This is a good question and you were wise to ask it because I don't think the obvious approach is the correct one.
For RNA Seq, the observed variance that you get from calculating the variance in the replicates will have a mixture of biological + technical variance.
If the libraries are good, the total variance you observe in biological replicates will be as follows:
Total variance=Biological variance + library prep and sequencing variance + Poisson variance (shot noise, counting noise) from sampling the molecules
To isolate the biological variance I would:
1) Normalize the data
2) Calculate the total variance as the variance of the normalized counts across replicates
3) ignore the library prep and sequencing variance by assuming it is zero (which is usually OK, you can also estimate it from technical replicates if you have them)
4) Estimate the poisson variance as the mean of the expression. This is because the variance of a Poisson distribution is the mean of that distribution.
5)Therefore, the biological variance of the gene can be calculated as:
Total variance=Biological variance + [zero for technical]+the observed mean expression [for Poisson]
Biological variance = Total variance - the observed mean expression
6) Then you can sort by the isolated biological variance. If you don't do this you will see a lot more variance in low expression genes, and low expression genes will appear to be more variable* just because the noise is higher (i.e. 1 vs 2 is more likely to vary as an artifact of sampling noise than 100 vs 200, which is certainly not counting noise).
This blog explains the ideas better:
http://michelebusby.tumblr.com/post/26913184737/thinking-about-designing-rna-seq-experiments-to
The supplement here goes into depth on all the formulas:
https://academic.oup.com/bioinformatics/article/29/5/656/252753
You don't need to read the paper (trust me, I wrote it), just the first section of the supplement.
Supplement 1. Sources of variance in expression measurements
Here is a toy example in python.
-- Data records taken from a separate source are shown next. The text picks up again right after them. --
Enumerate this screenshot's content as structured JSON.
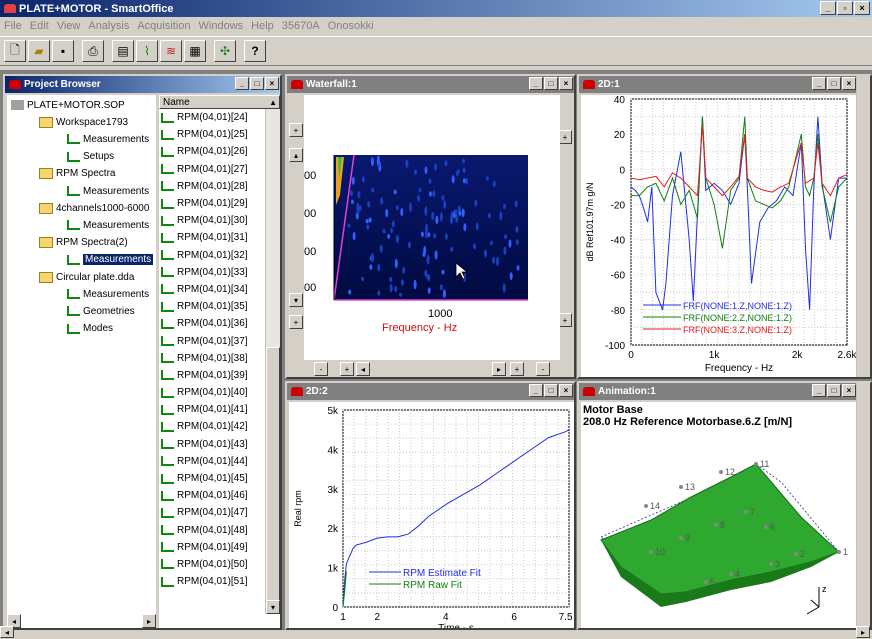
{
  "app": {
    "title": "PLATE+MOTOR - SmartOffice"
  },
  "menu": [
    "File",
    "Edit",
    "View",
    "Analysis",
    "Acquisition",
    "Windows",
    "Help",
    "35670A",
    "Onosokki"
  ],
  "toolbar": {
    "icons": [
      "new-file-icon",
      "open-folder-icon",
      "save-icon",
      "print-icon",
      "print-preview-icon",
      "frf-icon",
      "waterfall-icon",
      "image-icon",
      "geometry-icon",
      "help-icon"
    ]
  },
  "project_browser": {
    "title": "Project Browser",
    "tree": [
      {
        "label": "PLATE+MOTOR.SOP",
        "level": 0
      },
      {
        "label": "Workspace1793",
        "level": 1
      },
      {
        "label": "Measurements",
        "level": 2
      },
      {
        "label": "Setups",
        "level": 2
      },
      {
        "label": "RPM Spectra",
        "level": 1
      },
      {
        "label": "Measurements",
        "level": 2
      },
      {
        "label": "4channels1000-6000",
        "level": 1
      },
      {
        "label": "Measurements",
        "level": 2
      },
      {
        "label": "RPM Spectra(2)",
        "level": 1
      },
      {
        "label": "Measurements",
        "level": 2,
        "selected": true
      },
      {
        "label": "Circular plate.dda",
        "level": 1
      },
      {
        "label": "Measurements",
        "level": 2
      },
      {
        "label": "Geometries",
        "level": 2
      },
      {
        "label": "Modes",
        "level": 2
      }
    ],
    "list_header": "Name",
    "list": [
      "RPM(04,01)[24]",
      "RPM(04,01)[25]",
      "RPM(04,01)[26]",
      "RPM(04,01)[27]",
      "RPM(04,01)[28]",
      "RPM(04,01)[29]",
      "RPM(04,01)[30]",
      "RPM(04,01)[31]",
      "RPM(04,01)[32]",
      "RPM(04,01)[33]",
      "RPM(04,01)[34]",
      "RPM(04,01)[35]",
      "RPM(04,01)[36]",
      "RPM(04,01)[37]",
      "RPM(04,01)[38]",
      "RPM(04,01)[39]",
      "RPM(04,01)[40]",
      "RPM(04,01)[41]",
      "RPM(04,01)[42]",
      "RPM(04,01)[43]",
      "RPM(04,01)[44]",
      "RPM(04,01)[45]",
      "RPM(04,01)[46]",
      "RPM(04,01)[47]",
      "RPM(04,01)[48]",
      "RPM(04,01)[49]",
      "RPM(04,01)[50]",
      "RPM(04,01)[51]"
    ]
  },
  "waterfall": {
    "title": "Waterfall:1",
    "xlabel": "Frequency - Hz",
    "xtick": "1000",
    "ytick_fragment": "00"
  },
  "frf_window": {
    "title": "2D:1"
  },
  "rpm_window": {
    "title": "2D:2"
  },
  "animation": {
    "title": "Animation:1",
    "heading": "Motor Base",
    "subheading": "208.0 Hz Reference Motorbase.6.Z [m/N]",
    "nodes": [
      "1",
      "2",
      "3",
      "4",
      "5",
      "6",
      "7",
      "8",
      "9",
      "10",
      "11",
      "12",
      "13",
      "14"
    ],
    "axis_label": "z"
  },
  "chart_data": [
    {
      "type": "line",
      "ylabel": "dB Ref101.97m g/N",
      "xlabel": "Frequency - Hz",
      "xlim": [
        0,
        2600
      ],
      "ylim": [
        -100,
        40
      ],
      "xticks": [
        "0",
        "1k",
        "2k",
        "2.6k"
      ],
      "yticks": [
        "40",
        "20",
        "0",
        "-20",
        "-40",
        "-60",
        "-80",
        "-100"
      ],
      "grid": true,
      "legend": "bottom-left",
      "series": [
        {
          "name": "FRF(NONE:1.Z,NONE:1.Z)",
          "color": "#2030e0",
          "x": [
            0,
            50,
            100,
            150,
            200,
            250,
            300,
            380,
            420,
            500,
            600,
            700,
            750,
            800,
            860,
            900,
            1000,
            1100,
            1200,
            1300,
            1370,
            1400,
            1450,
            1550,
            1650,
            1750,
            1850,
            1950,
            2050,
            2100,
            2150,
            2200,
            2250,
            2300,
            2400,
            2500,
            2600
          ],
          "y": [
            -10,
            -12,
            -15,
            -22,
            -30,
            -10,
            -70,
            -80,
            -65,
            -15,
            10,
            -40,
            -75,
            -25,
            30,
            -12,
            -8,
            -12,
            -20,
            -8,
            20,
            -10,
            -65,
            -30,
            -22,
            -18,
            -10,
            -15,
            15,
            -45,
            -80,
            -10,
            30,
            -8,
            -40,
            -5,
            -5
          ]
        },
        {
          "name": "FRF(NONE:2.Z,NONE:1.Z)",
          "color": "#108010",
          "x": [
            0,
            100,
            200,
            300,
            400,
            500,
            600,
            700,
            800,
            860,
            900,
            1000,
            1100,
            1200,
            1300,
            1370,
            1400,
            1500,
            1600,
            1700,
            1800,
            1900,
            2000,
            2050,
            2100,
            2150,
            2200,
            2250,
            2300,
            2400,
            2500,
            2600
          ],
          "y": [
            -15,
            -15,
            -10,
            -8,
            -18,
            -5,
            -20,
            -12,
            -28,
            30,
            -5,
            -20,
            -45,
            -12,
            -5,
            30,
            -5,
            -18,
            -20,
            -22,
            -18,
            -10,
            10,
            20,
            -10,
            -15,
            -5,
            20,
            -10,
            -30,
            -10,
            -5
          ]
        },
        {
          "name": "FRF(NONE:3.Z,NONE:1.Z)",
          "color": "#e02020",
          "x": [
            0,
            100,
            200,
            300,
            400,
            500,
            600,
            700,
            800,
            860,
            900,
            1000,
            1100,
            1200,
            1300,
            1370,
            1400,
            1500,
            1600,
            1700,
            1800,
            1900,
            2000,
            2050,
            2100,
            2200,
            2250,
            2300,
            2400,
            2500,
            2600
          ],
          "y": [
            -5,
            -6,
            -5,
            -4,
            -10,
            -2,
            -5,
            -10,
            -15,
            25,
            -5,
            -10,
            -15,
            -10,
            -4,
            20,
            -5,
            -10,
            -12,
            -13,
            -10,
            -8,
            8,
            15,
            -8,
            -5,
            15,
            -8,
            -15,
            -5,
            -3
          ]
        }
      ]
    },
    {
      "type": "line",
      "ylabel": "Real rpm",
      "xlabel": "Time - s",
      "xlim": [
        1,
        7.6
      ],
      "ylim": [
        0,
        5000
      ],
      "xticks": [
        "1",
        "2",
        "4",
        "6",
        "7.5"
      ],
      "yticks": [
        "5k",
        "4k",
        "3k",
        "2k",
        "1k",
        "0"
      ],
      "grid": true,
      "legend": "bottom-center",
      "series": [
        {
          "name": "RPM Estimate Fit",
          "color": "#2030e0",
          "x": [
            1,
            1.05,
            1.1,
            1.2,
            1.3,
            1.4,
            1.5,
            1.7,
            2,
            2.3,
            2.6,
            2.9,
            3.2,
            3.5,
            4,
            4.5,
            5,
            5.5,
            6,
            6.5,
            7,
            7.5,
            7.6
          ],
          "y": [
            0,
            700,
            1100,
            1300,
            1500,
            1580,
            1600,
            1650,
            1750,
            1780,
            1780,
            1850,
            2050,
            2300,
            2600,
            2850,
            3100,
            3400,
            3700,
            4000,
            4300,
            4450,
            4500
          ]
        },
        {
          "name": "RPM Raw Fit",
          "color": "#108010",
          "x": [
            1,
            1.05,
            1.1
          ],
          "y": [
            0,
            400,
            900
          ]
        }
      ]
    }
  ]
}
You can also do it in Excel (don't at me):
import numpy as np
measurements=[5, 10, 18]
v=np.var(measurements)
print("Observed variance:", v)
m=np.mean(measurements)
print("Mean expression:", m)
poissonVariance=m
biologicalVariance=v-poissonVariance
print("Isolated Biological Variance:", biologicalVariance)
Observed variance: 28.666666666666668
Mean expression: 11.0
Isolated Biological Variance: 17.666666666666668
*Itay Tirosh has some old papers in yeast looking at variability in expression and what it is correlated with but I can't remember all the details.
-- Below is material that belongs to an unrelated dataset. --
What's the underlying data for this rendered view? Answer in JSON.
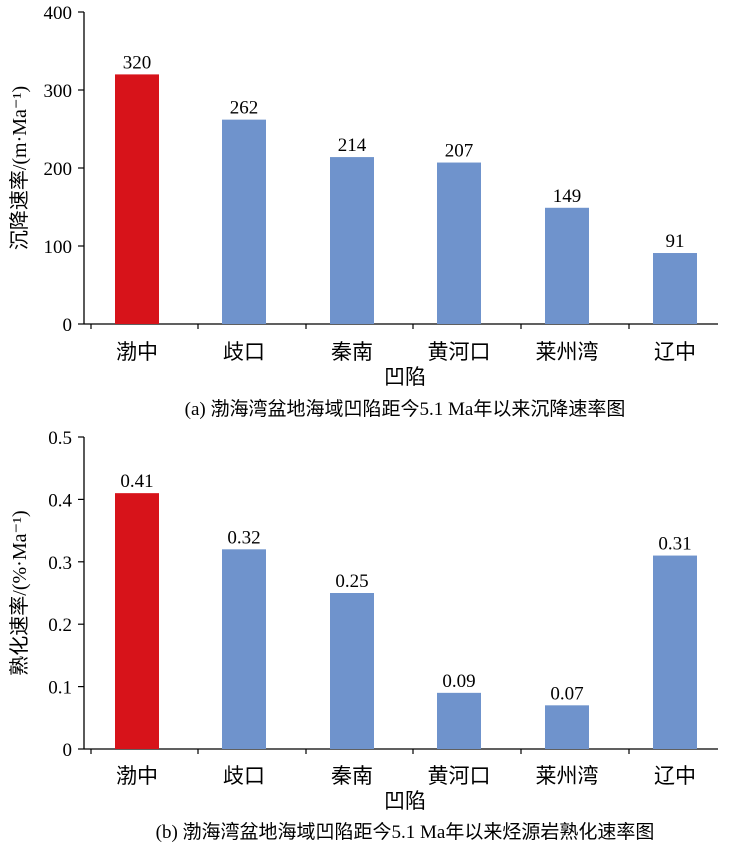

Hello Michele, If I understand your approach correctly, you are calculating the total variance on assumption that the data points( normalized read counts for a certain gene across replicates) follow a normal distribution and then calculating the shot noise on assumption that the same data points follow a Poisson distribution? On another note, are three replicates enough to make assumptions about the total variance for a given gene read counts ? Thank you
I don't think you need to assume a normal distribution but I haven't looked at the theory in a while. The main thing is that you can add uncorrelated variances to get the total variance. They are probably something like a lognormal distribution but the tail is constrained by biology so you can usually assume a normal, in my opinion, and that's what I did for the application we built. Three replicates isn't great but it's what you have.